Commune of New Caledonia

Farino (/fr/; Udi Pwee) is a landlocked commune in the South Province of New Caledonia, an overseas territory of France in the Pacific Ocean. Located on the main island of Grand Terre, it and neighbouring Sarraméa are the only two communes in the territory that do not border the sea.

==Politics==
Being a landlocked, agricultural, rural and predominantly Caldoche (White French) commune, Farino is politically conservative and agrarian, being regarded as the most conservative commune in New Caledonia. It regularly votes for centre-right or right-wing candidates and parties in local and French elections. It is known for its high voter turnout and anti-independence and loyalist politics, having overwhelmingly rejected independence in the 2018 and 2020 referendums, and virtually universally doing so in the largely-boycotted 2021 referendum.

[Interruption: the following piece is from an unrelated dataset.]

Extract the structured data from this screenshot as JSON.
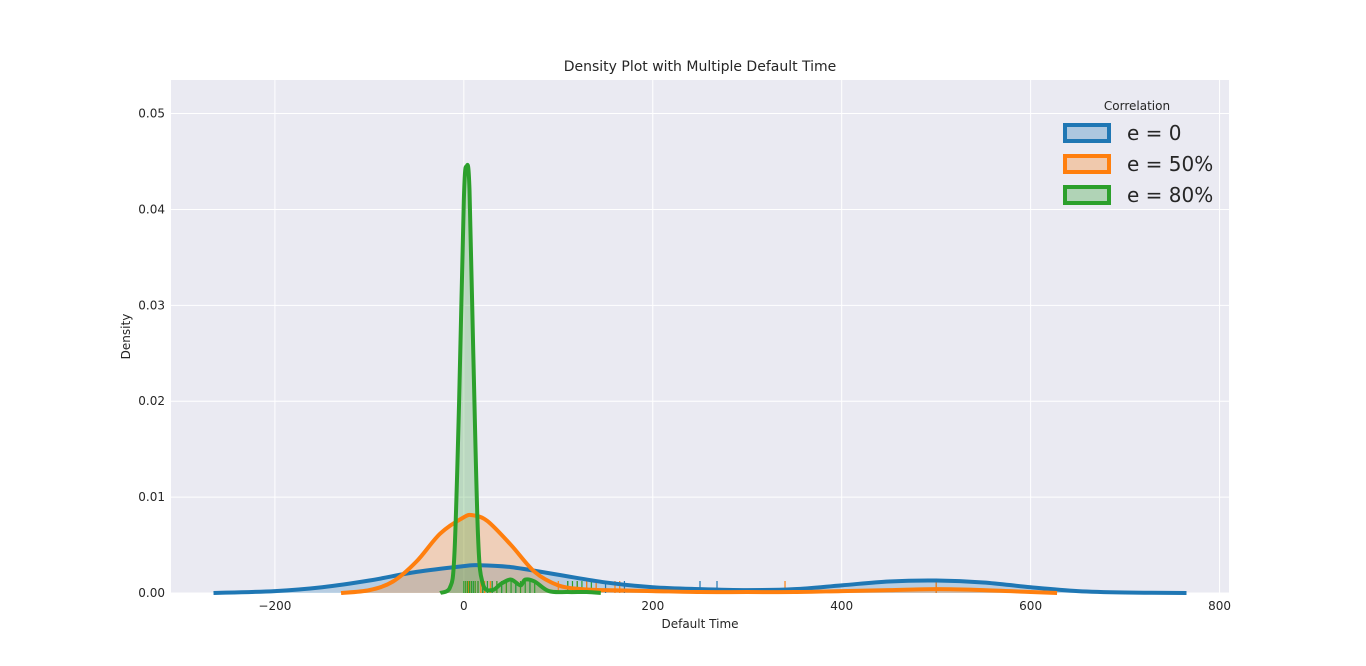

In 2018 and 2020, the percentages of voters rejecting independence were 90.82% and 88.54%, respectively, on both occasions the highest percentage in any whole commune (with only Poya-Sud, the part of Poya located in the South Province, having a higher "no" percentage in both referendums). In the 1998 referendum that soundly approved the Nouméa Accord, only 55.35% of voters approved of the accord, a lower percentage than in any other commune except Koumac.